ZeroGravitas · 3 years ago
Yes, and get rid of the House of Lords etc.

It seems quite a smart strategy, they're effectively talking about Brexiting from the Westminster elites and "taking back control".

https://www.instituteforgovernment.org.uk/explainers/labour-...

was_a_dev · 3 years ago
We have a constitution - it just isn't codified [1]. Therefore doing so would just mean having a set of written laws that effectively make public healthcare part of the UK political structure.

[1] https://en.wikipedia.org/wiki/Constitution_of_the_United_Kin...

jmyeet · 3 years ago
Labour (under Jeremy Corbyn) shares a lot of blame for this situation. Why? In the last election, Labour refused to take a stance on remaining in the UK [1]. To be fair, there was also a massive, coordinated and successful smear campaign against Corbyn. Brexit won by a narrow majority (52-48) and there was no party to vote for to vote against it in the election.

The Conservatives went from having a narrow majority (and requiring DUP support for that) to having a massive majority not seen in 40+ years.
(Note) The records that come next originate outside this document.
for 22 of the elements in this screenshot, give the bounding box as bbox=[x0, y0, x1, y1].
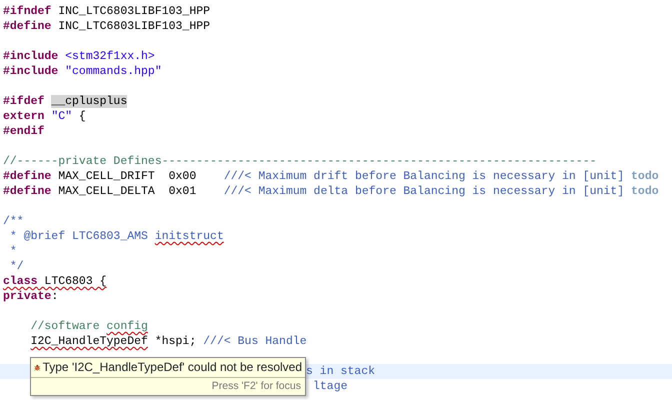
code-line: #ifndef INC_LTC6803LIBF103_HPP bbox=[3, 5, 210, 18]
focus-hint: Press 'F2' for focus bbox=[212, 380, 301, 392]
code-line: #define MAX_CELL_DRIFT 0x00 ///< Maximum drift before Balancing is necessary in [unit] todo bbox=[3, 170, 659, 183]
code-line: */ bbox=[8, 260, 24, 273]
code-line: private: bbox=[3, 290, 58, 303]
code-line: #ifdef __cplusplus bbox=[3, 95, 128, 108]
code-line: I2C_HandleTypeDef *hspi; ///< Bus Handle bbox=[30, 335, 307, 348]
code-line: extern "C" { bbox=[3, 110, 86, 123]
code-line: #include "commands.hpp" bbox=[3, 65, 162, 78]
error-message: Type 'I2C_HandleTypeDef' could not be resolved bbox=[42, 359, 302, 376]
code-line: #include <stm32f1xx.h> bbox=[3, 50, 155, 63]
code-line: * @brief LTC6803_AMS initstruct bbox=[8, 230, 224, 243]
code-line: * bbox=[8, 245, 17, 258]
code-line: //------private Defines--------------------------------------------------------------- bbox=[3, 155, 596, 168]
code-line: //software config bbox=[30, 320, 148, 333]
code-line: #define MAX_CELL_DELTA 0x01 ///< Maximum delta before Balancing is necessary in [unit] todo bbox=[3, 185, 659, 198]
code-line: /** bbox=[3, 215, 24, 228]
code-line: #define INC_LTC6803LIBF103_HPP bbox=[3, 20, 210, 33]
code-line: #endif bbox=[3, 125, 44, 138]
code-line: ltage bbox=[313, 380, 348, 393]
code-line: s in stack bbox=[306, 365, 376, 378]
code-line: class LTC6803 { bbox=[3, 275, 107, 288]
[1]: https://www.reuters.com/article/uk-britain-election-corbyn-b...

hermitcrab · 3 years ago
And now the tories are imploding it looks like we are going to get a massive Labour majority at the next election. And that probably isn't good either. Especially given that Labour prefer to spend all their energy fighting each other.

I think the antiquated first-past-the-post system is at least partly to blame for the mess that is UK politics.